ハワイ骨粗しょう症センターの研究チームが1982年から1991年の10年間にわたり、(1)広島県在住の日本人、(2)米国ハワイ州在住の日系人、(3)米国ミネソタ州在住の白人を対象におこなった脊椎X 線写真の比較調査によると、「日本人女性の複数の椎体骨折の有病率は65歳以降に急激に増加する」ことが明らかになったといいます。
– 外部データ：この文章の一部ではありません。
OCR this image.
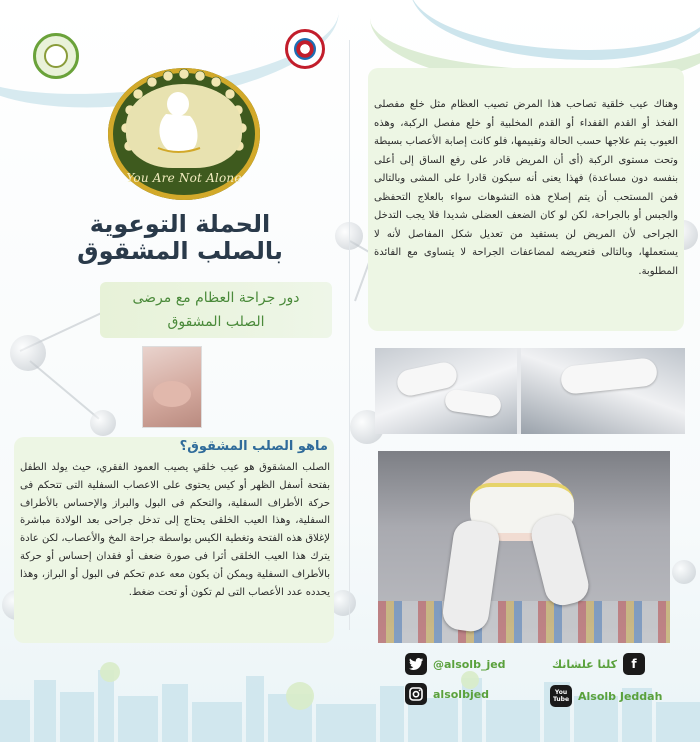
You Are Not Alone
الحملة التوعوية
بالصلب المشقوق
دور جراحة العظام مع مرضى
الصلب المشقوق
ماهو الصلب المشقوق؟
الصلب المشقوق هو عيب خلقي يصيب العمود الفقري، حيث يولد الطفل بفتحة أسفل الظهر أو كيس يحتوى على الاعصاب السفلية التى تتحكم فى حركة الأطراف السفلية، والتحكم فى البول والبراز والإحساس بالأطراف السفلية، وهذا العيب الخلقى يحتاج إلى تدخل جراحى بعد الولادة مباشرة لإغلاق هذه الفتحة وتغطية الكيس بواسطة جراحة المخ والأعصاب، لكن عادة يترك هذا العيب الخلقى أثرا فى صورة ضعف أو فقدان إحساس أو حركة بالأطراف السفلية ويمكن أن يكون معه عدم تحكم فى البول أو البراز، وهذا يحدده عدد الأعصاب التى لم تكون أو تحت ضغط.
وهناك عيب خلقية تصاحب هذا المرض تصيب العظام مثل خلع مفصلى الفخذ أو القدم القفداء أو القدم المخلبية أو خلع مفصل الركبة، وهذه العيوب يتم علاجها حسب الحالة وتقييمها، فلو كانت إصابة الأعصاب بسيطة وتحت مستوى الركبة (أى أن المريض قادر على رفع الساق إلى أعلى بنفسه دون مساعدة) فهذا يعنى أنه سيكون قادرا على المشى وبالتالى فمن المستحب أن يتم إصلاح هذه التشوهات سواء بالعلاج التحفظى والجبس أو بالجراحة، لكن لو كان الضعف العضلى شديدا فلا يجب التدخل الجراحى لأن المريض لن يستفيد من تعديل شكل المفاصل لأنه لا يستعملها، وبالتالى فتعريضه لمضاعفات الجراحة لا يتساوى مع الفائدة المطلوبة.
@alsolb_jed
alsolbjed
f
كلنا علشانك
You Tube Alsolb Jeddah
複数の椎体骨折は後弯症をよりひどくすることが言われているので、複数個起こさないための対策が必要です。
日本人においては、閉経を迎えて骨密度が低下しやすくなり、徐々に弱くなっていった多くの背骨たちが、65歳を機に、一気に骨折の方向に転じてしまうのです。
痛みをともなわない椎体骨折は自覚症状がなく、なかなか気づきにくいという怖さがあります。
「背中の丸まりが強い女性ほど、知らず知らずのうちに椎体骨折を複数保有しているケースが多い」という論文も複数発表されており、X線やMRI を撮影することによって初めて発覚するケースも少なくありません。
●健康診断で身長を測ったら縮んでいた
●近しい人から「背が縮んだ」「背中が丸くなった」と最近よく言われる
●腰痛はないものの、立っていると疲れやすい
これらは「いつの間にか骨折」のサインという可能性があります。「ひょっとして」と思ったら、すぐに専門の医療機関を受診しましょう。
この「いつの間にか骨折」を回避することを目指すうえでは、運動のみならず、骨を強くするための食事がきわめて重要になってきます。
また、日常動作が発生の起点になりやすいので、前かがみの作業を減らしたり、転びやすい環境を避けたりすることで発生の確率を下げることが可能です。